Learning how to design RNA-targeted therapeutics by manipulating a bacterial gene regulator.
One of life’s most essential and versatile molecules, RNA, is best known as DNA’s molecular messenger, relaying information encoded in the genome to the cellular machinery that builds proteins. However, only a small fraction of the RNA inside human cells plays that role. A vast assortment of additional RNAs perform a myriad of tasks that ultimately keep a wide range of cellular operations on track.
These activities exert a profound influence on health, and there is good evidence that dysregulation of RNA contributes to cancer and other diseases. Researchers expect that identifying ways to manipulate RNA molecules that contribute to disease could lead to a new generation of therapeutics.
John Schneekloth, Ph.D., is working to understand how small molecules interact with RNA. Collaborating with Adrian Ferré-D’Amaré, Ph.D., and colleagues at the National Heart, Lung, and Blood Institute (NHLBI), his team has engineered a molecule that potently activates a specific gene-regulating RNA found in bacteria. Their success, reported in Cell Chemical Biology, offers important clues into the discovery and design of molecules that interact with RNA targets and could point the way toward development of a novel class of antibiotics.
The synthetic molecule developed by the team targets a gene-regulating segment of RNA called a riboswitch. Riboswitches, which are found primarily in bacteria, act as cellular sensors that can be activated by small molecules, or ligands. When a riboswitch encounters and binds to its ligand, it adopts a new shape that changes the activity of its associated gene. Because they are more amenable to structural analysis than most other RNAs, riboswitches are useful models for understanding how RNA folds and interacts with other molecules, Schneekloth says.
Schneekloth and his colleagues set out to find a way to activate genes controlled by a group of riboswitches called ZTP riboswitches. They tested about 22,000 small molecules for their ability to bind to these switches and found some that did, but none that had the potent effects they were hoping for. So they tried a new strategy: if they couldn’t find a molecule that strongly activated the riboswitch, they would make one.

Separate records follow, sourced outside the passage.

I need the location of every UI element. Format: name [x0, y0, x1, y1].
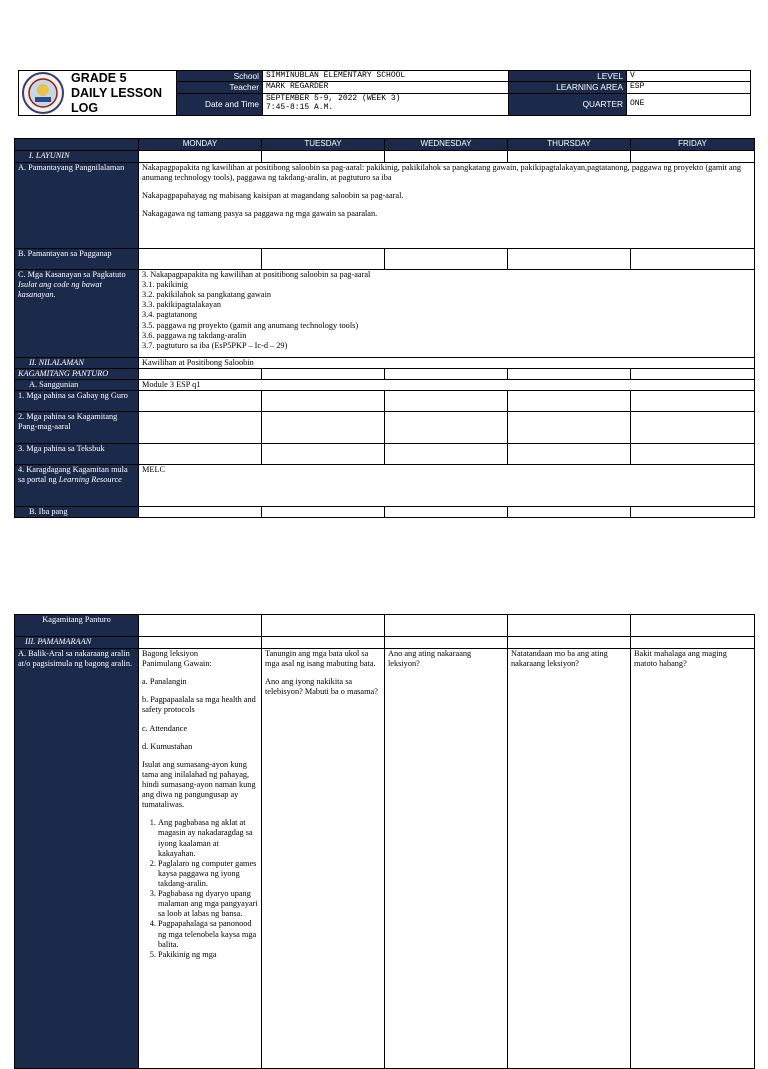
balik-aral-tuesday [262, 649, 385, 1069]
kasanayan-note: Isulat ang code ng bawat kasanayan. [18, 280, 102, 300]
mon-instructions: Isulat ang sumasang-ayon kung tama ang inilalahad ng pahayag, hindi sumasang-ayon naman kung ang diwa ng pangungusap ay tumataliwas. [142, 759, 256, 810]
mon-statement: 2. Paglalaro ng computer games kaysa paggawa ng iyong takdang-aralin. [158, 859, 258, 889]
balik-aral-monday [139, 649, 262, 1069]
day-wednesday: WEDNESDAY [385, 139, 508, 151]
karagdagang-value: MELC [139, 465, 755, 507]
learning-resource-text: Learning Resource [58, 475, 122, 485]
corner-cell [15, 139, 139, 151]
teacher-label: Teacher [177, 82, 263, 93]
mon-item: b. Pagpapaalala sa mga health and safety protocols [142, 695, 256, 715]
level-label: LEVEL [509, 71, 627, 82]
sanggunian-value: Module 3 ESP q1 [139, 380, 755, 391]
mon-statement: 1. Ang pagbabasa ng aklat at magasin ay nakadaragdag sa iyong kaalaman at kakayahan. [158, 818, 258, 858]
lesson-table-2 [14, 614, 755, 1069]
kasanayan-label: C. Mga Kasanayan sa Pagkatuto [18, 270, 126, 279]
pp-paragraph-2: Nakapagpapahayag ng mabisang kaisipan at magandang saloobin sa pag-aaral. [142, 191, 404, 201]
day-tuesday: TUESDAY [262, 139, 385, 151]
lesson-table-1 [14, 138, 755, 518]
mon-statement: 3. Pagbabasa ng dyaryo upang malaman ang mga pangyayari sa loob at labas ng bansa. [158, 889, 258, 919]
header [18, 70, 751, 116]
gabay-guro-label: 1. Mga pahina sa Gabay ng Guro [15, 391, 139, 412]
kasanayan-line: 3.1. pakikinig [142, 280, 188, 290]
balik-aral-thursday: Natatandaan mo ba ang ating nakaraang leksiyon? [508, 649, 631, 1069]
sanggunian-label: A. Sanggunian [15, 380, 139, 391]
pp-paragraph-3: Nakagagawa ng tamang pasya sa paggawa ng mga gawain sa paaralan. [142, 209, 378, 219]
nilalaman-label: II. NILALAMAN [15, 358, 139, 369]
kasanayan-line: 3. Nakapagpapakita ng kawilihan at positibong saloobin sa pag-aaral [142, 270, 371, 279]
kasanayan-label-cell [15, 270, 139, 358]
day-monday: MONDAY [139, 139, 262, 151]
layunin-label: I. LAYUNIN [15, 151, 139, 163]
mon-item: c. Attendance [142, 723, 188, 733]
kasanayan-line: 3.6. paggawa ng takdang-aralin [142, 330, 247, 340]
school-value: SIMMINUBLAN ELEMENTARY SCHOOL [263, 71, 509, 82]
learning-area-value: ESP [627, 82, 751, 93]
balik-aral-friday: Bakit mahalaga ang maging matoto habang? [631, 649, 755, 1069]
mon-item: d. Kumustahan [142, 741, 193, 751]
datetime-value-line-1: SEPTEMBER 5-9, 2022 (WEEK 3) [266, 93, 401, 103]
mon-statement-list [142, 818, 258, 960]
balik-aral-label: A. Balik-Aral sa nakaraang aralin at/o pagsisimula ng bagong aralin. [15, 649, 139, 1069]
pp-paragraph-1: Nakapagpapakita ng kawilihan at positibong saloobin sa pag-aaral: pakikinig, pakikilahok sa pangkatang gawain, pakikipagtalakayan,pagtatanong, paggawa ng proyekto (gamit ang anumang technology tools), paggawa ng takdang-aralin, at pagtuturo sa iba [142, 163, 742, 183]
karagdagang-kagamitan-label [15, 465, 139, 507]
teksbuk-label: 3. Mga pahina sa Teksbuk [15, 444, 139, 465]
pamantayang-pangnilalaman-label: A. Pamantayang Pangnilalaman [15, 163, 139, 249]
iba-pang-label: B. Iba pang [15, 507, 139, 518]
quarter-value: ONE [627, 93, 751, 115]
kagamitang-pang-mag-aaral-label: 2. Mga pahina sa Kagamitang Pang-mag-aaral [15, 412, 139, 444]
tue-paragraph-2: Ano ang iyong nakikita sa telebisyon? Mabuti ba o masama? [265, 677, 378, 697]
deped-seal-icon [21, 71, 65, 115]
pamamaraan-label: III. PAMAMARAAN [15, 637, 139, 649]
kasanayan-line: 3.5. paggawa ng proyekto (gamit ang anumang technology tools) [142, 320, 359, 330]
teacher-value: MARK REGARDER [263, 82, 509, 93]
kasanayan-line: 3.2. pakikilahok sa pangkatang gawain [142, 290, 272, 300]
day-friday: FRIDAY [631, 139, 755, 151]
kasanayan-content [139, 270, 755, 358]
level-value: V [627, 71, 751, 82]
kasanayan-line: 3.7. pagtuturo sa iba (EsP5PKP – Ic-d – 29) [142, 340, 288, 350]
pamantayan-sa-pagganap-label: B. Pamantayan sa Pagganap [15, 249, 139, 270]
mon-statement: 4. Pagpapahalaga sa panonood ng mga telenobela kaysa mga balita. [158, 919, 258, 949]
datetime-value-line-2: 7:45-8:15 A.M. [266, 103, 334, 113]
balik-aral-wednesday: Ano ang ating nakaraang leksiyon? [385, 649, 508, 1069]
day-thursday: THURSDAY [508, 139, 631, 151]
pamantayang-pangnilalaman-content [139, 163, 755, 249]
mon-statement: 5. Pakikinig ng mga [158, 950, 258, 960]
kasanayan-line: 3.3. pakikipagtalakayan [142, 300, 222, 310]
learning-area-label: LEARNING AREA [509, 82, 627, 93]
kasanayan-line: 3.4. pagtatanong [142, 310, 198, 320]
datetime-label: Date and Time [177, 93, 263, 115]
tue-paragraph-1: Tanungin ang mga bata ukol sa mga asal ng isang mabuting bata. [265, 649, 376, 669]
quarter-label: QUARTER [509, 93, 627, 115]
title-line-3: LOG [71, 100, 99, 115]
kagamitang-panturo-label-2: Kagamitang Panturo [15, 615, 139, 637]
kagamitang-panturo-label: KAGAMITANG PANTURO [15, 369, 139, 380]
school-label: School [177, 71, 263, 82]
title-line-1: GRADE 5 [71, 70, 127, 85]
datetime-value [263, 93, 509, 115]
mon-intro-line: Bagong leksiyon [142, 649, 198, 658]
header-title-cell [19, 71, 177, 116]
title-line-2: DAILY LESSON [71, 85, 162, 100]
mon-item: a. Panalangin [142, 677, 187, 687]
mon-intro-line: Panimulang Gawain: [142, 659, 212, 669]
nilalaman-value: Kawilihan at Positibong Saloobin [139, 358, 755, 369]
karagdagang-label-text: 4. Karagdagang Kagamitan mula sa portal ng [18, 465, 128, 485]
days-header-row [15, 139, 755, 151]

Rather than starting from scratch, the team turned to the riboswitch’s natural ligand, a metabolite called ZMP, and reengineered it. To guide their modifications of the natural molecule, NHLBI fellow Christopher Jones, Ph.D., generated a detailed structure of a ZMP-bound riboswitch. That structure revealed exactly how the metabolite nestles inside the folded RNA and suggested places for the team to tinker with ZMP to improve the interaction.
When the researchers administered their synthetic ligand to bacteria, it stimulated the activity of the ZTP riboswitch’s target genes more potently than the natural ligand. The achievement represents a new way to engineer molecules that can control gene expression in bacteria. More broadly, it also gives researchers a deeper understanding of how to target not just riboswitches, but other types of RNA. This could help guide the development of new therapeutics that interact with RNA molecules to treat cancer and other diseases.
Reference
Tran B, et al. Cell Chem Biol. 2020 Oct 15;27(10):1241-1249.e4.